Simplicity, as we hear in the discussion, can be achieved by highlighting the quality of light and the experience created rather than building on extensive technological additions.
The quality of light is defined by factors such as colour render index, uniformity of the light output and glare. If lighting is supposed to create a pleasant environment for the people using the space and complement an architectural concept as a whole, those factors need careful consideration.
All of our LED products are designed with highest priority given to light quality. We ensure a homogenous and spot-free light output with excellent colour portrayal accuracy, to provide lighting designers and architects with the right tools to transform spaces to visual experiences.
In the context of simplification, the panel also discussed the trend towards miniaturisation.

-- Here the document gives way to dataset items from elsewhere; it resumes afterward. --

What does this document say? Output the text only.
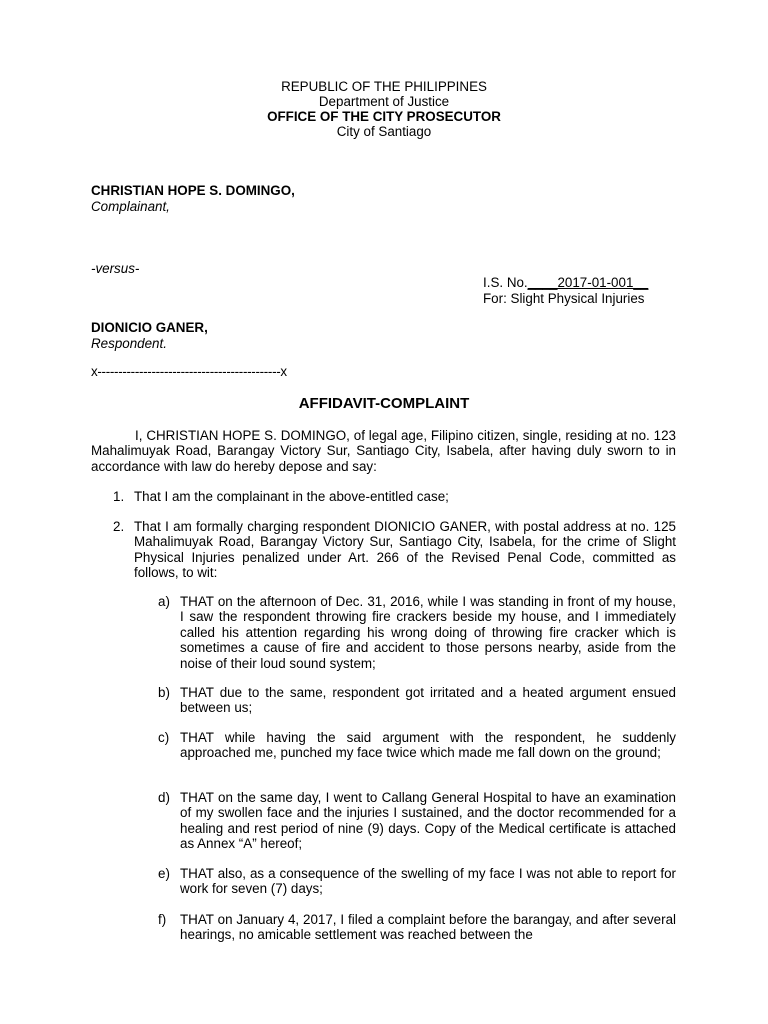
REPUBLIC OF THE PHILIPPINES
Department of Justice
OFFICE OF THE CITY PROSECUTOR
City of Santiago
CHRISTIAN HOPE S. DOMINGO,
Complainant,
-versus-
I.S. No.____2017-01-001__
For: Slight Physical Injuries
DIONICIO GANER,
Respondent.
x--------------------------------------------x
AFFIDAVIT-COMPLAINT
I, CHRISTIAN HOPE S. DOMINGO, of legal age, Filipino citizen, single, residing at no. 123 Mahalimuyak Road, Barangay Victory Sur, Santiago City, Isabela, after having duly sworn to in accordance with law do hereby depose and say:
1. That I am the complainant in the above-entitled case;
2. That I am formally charging respondent DIONICIO GANER, with postal address at no. 125 Mahalimuyak Road, Barangay Victory Sur, Santiago City, Isabela, for the crime of Slight Physical Injuries penalized under Art. 266 of the Revised Penal Code, committed as follows, to wit:
a) THAT on the afternoon of Dec. 31, 2016, while I was standing in front of my house, I saw the respondent throwing fire crackers beside my house, and I immediately called his attention regarding his wrong doing of throwing fire cracker which is sometimes a cause of fire and accident to those persons nearby, aside from the noise of their loud sound system;
b) THAT due to the same, respondent got irritated and a heated argument ensued between us;
c) THAT while having the said argument with the respondent, he suddenly approached me, punched my face twice which made me fall down on the ground;
d) THAT on the same day, I went to Callang General Hospital to have an examination of my swollen face and the injuries I sustained, and the doctor recommended for a healing and rest period of nine (9) days. Copy of the Medical certificate is attached as Annex “A” hereof;
e) THAT also, as a consequence of the swelling of my face I was not able to report for work for seven (7) days;
f) THAT on January 4, 2017, I filed a complaint before the barangay, and after several hearings, no amicable settlement was reached between the
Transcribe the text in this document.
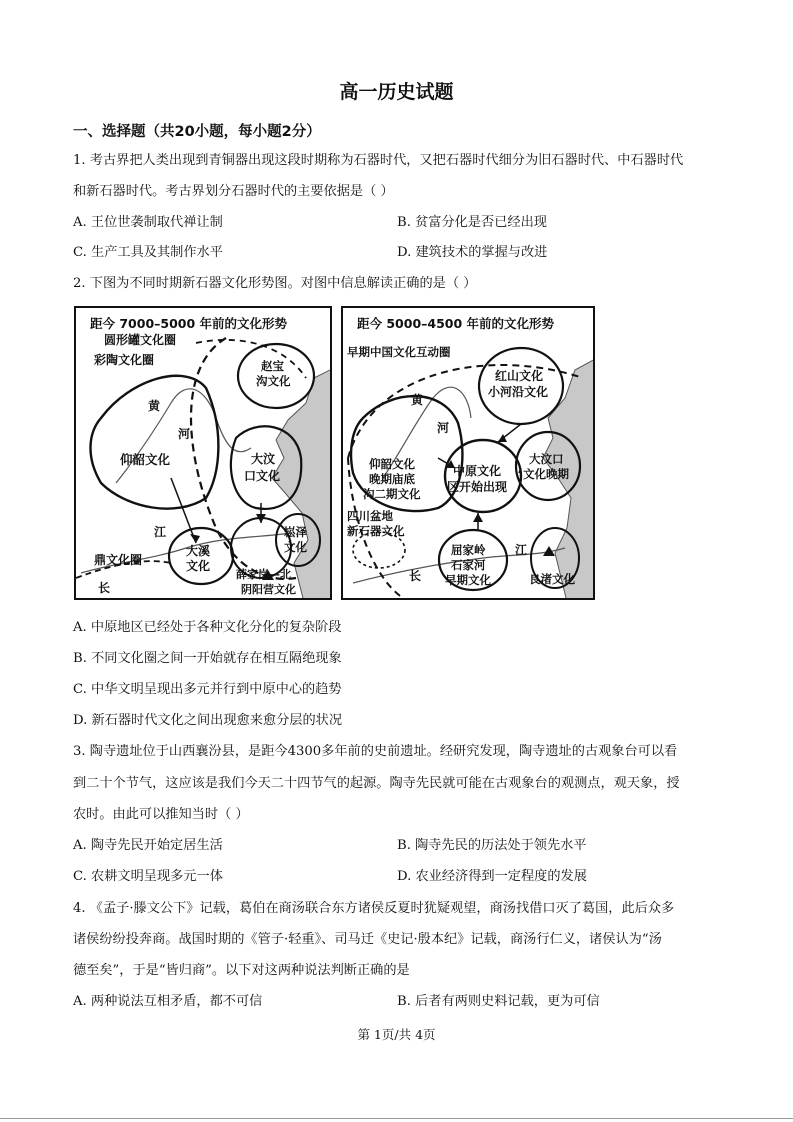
高一历史试题
一、选择题（共20小题，每小题2分）
1. 考古界把人类出现到青铜器出现这段时期称为石器时代，又把石器时代细分为旧石器时代、中石器时代
和新石器时代。考古界划分石器时代的主要依据是（ ）
A. 王位世袭制取代禅让制	B. 贫富分化是否已经出现
C. 生产工具及其制作水平	D. 建筑技术的掌握与改进
2. 下图为不同时期新石器文化形势图。对图中信息解读正确的是（ ）
距今 7000–5000 年前的文化形势
圆形罐文化圈
彩陶文化圈	赵宝
沟文化
黄
河
仰韶文化	大汶
口文化
江
鼎文化圈
长
大溪
文化
崧泽
文化
薛家岗—北
阴阳营文化
距今 5000–4500 年前的文化形势
早期中国文化互动圈
红山文化
小河沿文化
黄
河
仰韶文化
晚期庙底
沟二期文化
中原文化
区开始出现
大汶口
文化晚期
四川盆地
新石器文化
屈家岭
石家河
早期文化
江
长	良渚文化
A. 中原地区已经处于各种文化分化的复杂阶段
B. 不同文化圈之间一开始就存在相互隔绝现象
C. 中华文明呈现出多元并行到中原中心的趋势
D. 新石器时代文化之间出现愈来愈分层的状况
3. 陶寺遗址位于山西襄汾县，是距今4300多年前的史前遗址。经研究发现，陶寺遗址的古观象台可以看
到二十个节气，这应该是我们今天二十四节气的起源。陶寺先民就可能在古观象台的观测点，观天象，授
农时。由此可以推知当时（ ）
A. 陶寺先民开始定居生活	B. 陶寺先民的历法处于领先水平
C. 农耕文明呈现多元一体	D. 农业经济得到一定程度的发展
4. 《孟子·滕文公下》记载，葛伯在商汤联合东方诸侯反夏时犹疑观望，商汤找借口灭了葛国，此后众多
诸侯纷纷投奔商。战国时期的《管子·轻重》、司马迁《史记·殷本纪》记载，商汤行仁义，诸侯认为“汤
德至矣”，于是“皆归商”。以下对这两种说法判断正确的是
A. 两种说法互相矛盾，都不可信	B. 后者有两则史料记载，更为可信
第 1页/共 4页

While large decorative feature lamps are still selected for exquisite design concepts, there is an undeniable tendency towards the use of hidden luminaires to create the illusion of "invisible light". Discreet yet luminous lighting solutions have become increasingly popular for seamless integration into different architectural structures and to easily conceal the luminaires if required.
Constant innovation in product design will make it easier for architects and designers to develop unique lighting concepts. Linear lights are a suitable choice for a minimal lighting concept which underlines, yet does not distract from, the overall interior design. Our industry-challenging miniature product ranges Nano Flex (only 4mm), as well as our water-proof and impact-resistant Micro Neon (only 10mm x 10mm), acknowledge this design trend. They fit into the narrowest spaces and are perfect for detailed light installations.
Lighting is purely decorative? Far from that! Human centric lighting is a term that received enormous attention within the last few years. Ray Molony, PublisheR from Lux Review mirrors that notion as he observes of an orientation towards designing lighting for well-being. Lighting for well-being means adjusting light to the environment - its purpose, its people using the space and its dynamic.
The spaces we live in are being used in an increasingly multi-functional manner. Event rooms in hotels for instance might be used for conferences in the daytime and socials in the evening - both distinct purposes which require distinct lighting approaches.
Lighting needs to be adjusted in terms of light direction, intensity and colour temperature to cater the well-being of people.
Hand in hand with lighting designers LED Flex is able to provide tailored human centric lighting solutions for any environment. Dimming has never been easier with our reliable lighting control systems which enable a smooth adjustment of light intensity without flickering to cater for greatest eye comfort.
We provide dual colour linear and LED panel lighting with colour-changing features to set the right atmosphere at the right time.
While the lines between domestic and commercial lighting spaces tend to blur, as the lighting experts conclude, light quality and attention to human demands and requirements become the essence within developments of lighting design.